Avere uno stock di occupati che cresce in linea col Pil nominale (e viceversa) non è cosa inverosimile. Anzi, è proprio quello che accade in un paese a crescita stagnante della produttività. E questo è solo un calcolo back of the envelope, ovviamente. Anche qui entra la demografia, poi, per effetto del trattenimento al lavoro di un numero crescente di persone (Quota 100 non ha sinora inciso su questa tendenza di fondo) e per ingresso nelle forze lavoro delle nuove generazioni. Il risultato è l’aumento del numero di occupati rispetto al totale della popolazione.

Quindi, di che stiamo parlando, esattamente? Del nulla. Il decreto dignità non aumenta l’occupazione netta e la demografia tende ad aumentare il tasso di occupazione.

Veniamo all’altra affermazione della Catalfo, quella secondo cui il calo degli inattivi sarebbe imputabile alle misure contenute nel reddito di cittadinanza. Niente meno. Immagino che il ragionamento (chiamiamolo così) parta dalla premessa che il reddito di cittadinanza prevede che gli inattivi si iscrivano al collocamento, almeno quelli tra loro che sono idonei ad essere occupati. Quindi, meno inattivi e più disoccupati. Del resto, questa è la geniale teoria del presidente Inps, Pasquale Tridico, per far crescere l’output gap italiano e farci avere più deficit. Almeno, così lui crede.

Ebbene, andiamo a verificare cosa è accaduto ai disoccupati. In che periodo? Dovremmo capire da quando è iniziato il periodo di effettiva presa in carico dei beneficiari occupabili. Facciamo da aprile 2019? Aggiudicato.
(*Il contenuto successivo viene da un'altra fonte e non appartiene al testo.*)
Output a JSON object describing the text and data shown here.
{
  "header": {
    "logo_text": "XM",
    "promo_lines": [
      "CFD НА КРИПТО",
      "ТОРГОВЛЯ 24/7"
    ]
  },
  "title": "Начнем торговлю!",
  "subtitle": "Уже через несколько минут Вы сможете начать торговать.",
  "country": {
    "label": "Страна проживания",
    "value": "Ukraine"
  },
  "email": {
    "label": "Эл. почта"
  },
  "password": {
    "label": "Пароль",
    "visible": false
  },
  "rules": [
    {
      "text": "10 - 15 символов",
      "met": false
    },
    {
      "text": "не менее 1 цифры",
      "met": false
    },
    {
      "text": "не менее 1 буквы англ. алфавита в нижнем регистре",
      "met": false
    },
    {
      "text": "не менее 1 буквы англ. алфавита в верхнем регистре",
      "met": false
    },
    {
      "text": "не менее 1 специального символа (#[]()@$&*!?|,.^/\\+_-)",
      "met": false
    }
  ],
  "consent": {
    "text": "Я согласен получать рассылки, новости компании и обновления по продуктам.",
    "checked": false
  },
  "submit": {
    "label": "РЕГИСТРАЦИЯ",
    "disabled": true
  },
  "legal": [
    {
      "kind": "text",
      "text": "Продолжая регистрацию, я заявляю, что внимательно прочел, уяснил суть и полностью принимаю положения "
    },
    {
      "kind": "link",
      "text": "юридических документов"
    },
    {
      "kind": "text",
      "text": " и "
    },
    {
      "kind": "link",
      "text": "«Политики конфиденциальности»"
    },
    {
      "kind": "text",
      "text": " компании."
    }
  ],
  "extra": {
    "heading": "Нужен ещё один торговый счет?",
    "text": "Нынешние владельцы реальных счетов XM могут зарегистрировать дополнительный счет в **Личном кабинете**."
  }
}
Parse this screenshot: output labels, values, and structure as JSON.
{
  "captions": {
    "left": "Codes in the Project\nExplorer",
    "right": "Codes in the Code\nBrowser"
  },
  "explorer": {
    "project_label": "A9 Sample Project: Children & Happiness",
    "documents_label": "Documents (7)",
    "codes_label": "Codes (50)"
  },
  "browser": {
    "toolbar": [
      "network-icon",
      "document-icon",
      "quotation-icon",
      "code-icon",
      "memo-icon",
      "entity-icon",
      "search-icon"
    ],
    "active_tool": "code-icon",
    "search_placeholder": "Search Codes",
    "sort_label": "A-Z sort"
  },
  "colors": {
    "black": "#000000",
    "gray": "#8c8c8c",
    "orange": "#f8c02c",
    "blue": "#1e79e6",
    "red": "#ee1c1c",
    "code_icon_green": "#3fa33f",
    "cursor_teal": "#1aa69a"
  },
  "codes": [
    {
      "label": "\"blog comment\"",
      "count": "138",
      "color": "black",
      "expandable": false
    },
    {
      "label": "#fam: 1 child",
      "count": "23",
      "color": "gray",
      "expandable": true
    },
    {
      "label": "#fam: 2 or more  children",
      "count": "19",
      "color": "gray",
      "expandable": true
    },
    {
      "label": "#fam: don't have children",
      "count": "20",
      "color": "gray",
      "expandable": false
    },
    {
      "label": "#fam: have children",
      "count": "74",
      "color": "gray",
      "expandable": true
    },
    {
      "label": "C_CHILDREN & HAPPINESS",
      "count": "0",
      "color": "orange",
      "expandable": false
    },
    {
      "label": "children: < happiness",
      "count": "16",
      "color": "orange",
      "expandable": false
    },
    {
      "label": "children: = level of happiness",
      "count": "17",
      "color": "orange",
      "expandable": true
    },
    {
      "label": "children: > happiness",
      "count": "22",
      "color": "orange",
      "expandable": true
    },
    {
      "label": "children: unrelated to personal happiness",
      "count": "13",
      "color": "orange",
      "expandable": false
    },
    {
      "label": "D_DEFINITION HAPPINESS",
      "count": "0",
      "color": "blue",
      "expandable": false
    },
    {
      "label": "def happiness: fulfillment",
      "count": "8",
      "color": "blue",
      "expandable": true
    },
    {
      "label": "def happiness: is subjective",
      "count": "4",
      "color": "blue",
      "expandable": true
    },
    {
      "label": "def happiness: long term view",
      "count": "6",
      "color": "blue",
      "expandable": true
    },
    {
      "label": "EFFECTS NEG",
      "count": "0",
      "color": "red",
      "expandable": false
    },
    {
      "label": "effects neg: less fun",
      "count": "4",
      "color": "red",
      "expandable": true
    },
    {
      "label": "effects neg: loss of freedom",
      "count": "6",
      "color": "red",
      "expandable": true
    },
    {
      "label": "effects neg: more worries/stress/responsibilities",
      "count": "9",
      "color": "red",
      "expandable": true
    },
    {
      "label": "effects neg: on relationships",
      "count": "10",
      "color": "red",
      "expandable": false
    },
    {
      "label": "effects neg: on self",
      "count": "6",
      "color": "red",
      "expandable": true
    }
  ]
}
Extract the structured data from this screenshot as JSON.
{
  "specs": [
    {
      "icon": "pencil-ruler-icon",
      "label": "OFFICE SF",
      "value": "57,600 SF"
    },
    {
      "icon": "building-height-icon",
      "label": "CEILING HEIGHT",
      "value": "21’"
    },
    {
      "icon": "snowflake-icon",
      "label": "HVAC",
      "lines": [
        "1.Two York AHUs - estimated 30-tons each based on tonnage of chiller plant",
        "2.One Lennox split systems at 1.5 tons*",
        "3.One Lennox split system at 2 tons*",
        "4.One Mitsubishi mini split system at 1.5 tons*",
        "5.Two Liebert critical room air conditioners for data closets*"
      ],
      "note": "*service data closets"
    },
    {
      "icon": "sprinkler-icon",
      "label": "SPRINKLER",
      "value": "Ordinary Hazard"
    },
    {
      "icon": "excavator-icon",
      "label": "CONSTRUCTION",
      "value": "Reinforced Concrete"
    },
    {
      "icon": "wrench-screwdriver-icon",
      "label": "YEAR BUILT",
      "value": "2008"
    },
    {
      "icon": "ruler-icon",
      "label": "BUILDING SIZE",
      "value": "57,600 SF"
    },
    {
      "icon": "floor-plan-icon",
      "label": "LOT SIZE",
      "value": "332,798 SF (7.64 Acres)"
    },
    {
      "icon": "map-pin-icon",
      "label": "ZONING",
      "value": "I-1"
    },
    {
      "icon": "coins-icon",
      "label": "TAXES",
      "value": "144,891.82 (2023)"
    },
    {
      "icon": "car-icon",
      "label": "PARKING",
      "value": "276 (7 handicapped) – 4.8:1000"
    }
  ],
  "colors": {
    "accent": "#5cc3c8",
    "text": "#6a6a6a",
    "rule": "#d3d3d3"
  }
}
Ebbene, ad aprile i disoccupati erano 2,621 milioni, e gli inattivi erano 13,181 milioni. A novembre, i disoccupati erano 2,535 milioni e gli inattivi 13,055 milioni. Quindi, con un complesso algoritmo, tra aprile e novembre abbiamo 86 mila disoccupati in meno, e 126 mila inattivi in meno.

Come dire che non si rinviene traccia di questo massivo travaso tra inattivi e disoccupati (iscritti al collocamento) che il reddito di cittadinanza postula. Non solo questo, ma il calo degli inattivi neppure riesce a produrre un aumento in valore assoluto dei disoccupati, che invece calano a loro volta!

Si è convinta, ministra Catalfo? Per il futuro promette di analizzare i numeri prima di lanciare proclami privi di senso? No, vero? Non mi illudevo, infatti.